За такое теплое чувство к отцу Эмилия любила старика. Ей отрадно было беседовать с человеком, которого она так уважала и который при всей своей непривлекательной наружности отличался сердечной добротой и редкой деликатностью чувств.

Несколько недель Эмилия провела в спокойном уединении, и мало-помалу ее острое горе перешло в тихую грусть. Теперь она уже могла читать те самые книги, какие раньше читала с отцом, сидела в его кресле в библиотеке, ухаживала за цветами, посаженными его рукой, могла касаться струн музыкального инструмента, на котором он когда-то играл, и даже пела его любимые песни. Тут только она поняла всю ценность воспитания, полученного ею от отца.

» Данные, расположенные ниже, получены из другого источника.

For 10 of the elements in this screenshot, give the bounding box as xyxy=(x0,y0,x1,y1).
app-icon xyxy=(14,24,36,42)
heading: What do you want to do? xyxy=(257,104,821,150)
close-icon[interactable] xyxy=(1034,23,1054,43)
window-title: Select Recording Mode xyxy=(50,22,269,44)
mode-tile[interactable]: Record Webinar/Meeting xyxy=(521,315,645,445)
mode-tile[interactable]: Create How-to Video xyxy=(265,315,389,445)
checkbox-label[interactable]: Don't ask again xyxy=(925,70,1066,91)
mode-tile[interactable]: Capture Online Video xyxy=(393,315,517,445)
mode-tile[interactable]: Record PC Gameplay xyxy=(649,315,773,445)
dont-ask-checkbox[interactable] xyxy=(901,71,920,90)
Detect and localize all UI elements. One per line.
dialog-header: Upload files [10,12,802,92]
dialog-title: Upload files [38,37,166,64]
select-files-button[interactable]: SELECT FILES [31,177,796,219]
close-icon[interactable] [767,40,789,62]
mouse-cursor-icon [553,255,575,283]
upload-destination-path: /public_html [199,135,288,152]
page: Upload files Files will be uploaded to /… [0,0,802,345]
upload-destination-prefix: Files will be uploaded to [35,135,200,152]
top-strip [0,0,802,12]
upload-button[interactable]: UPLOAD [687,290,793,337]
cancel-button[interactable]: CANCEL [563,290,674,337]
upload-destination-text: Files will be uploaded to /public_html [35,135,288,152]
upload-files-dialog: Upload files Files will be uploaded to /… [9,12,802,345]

Развивая ее ум, он обеспечил ей верное убежище от скуки, доставил ей возможность всесторонне развлекаться, независимо от общества, для нее недоступного в силу обстоятельств. Благодетельное действие этого воспитания не ограничивалось эгоистическими преимуществами. Сент-Обер усердно развивал в ней все добрые качества сердца, и теперь это сердце распространяло благодеяния на всех окружающих. Она находила, что если и не в состоянии совершенно устранить несчастья от своих ближних, то по крайней мере может смягчать их страдания своей добротой и сочувствием.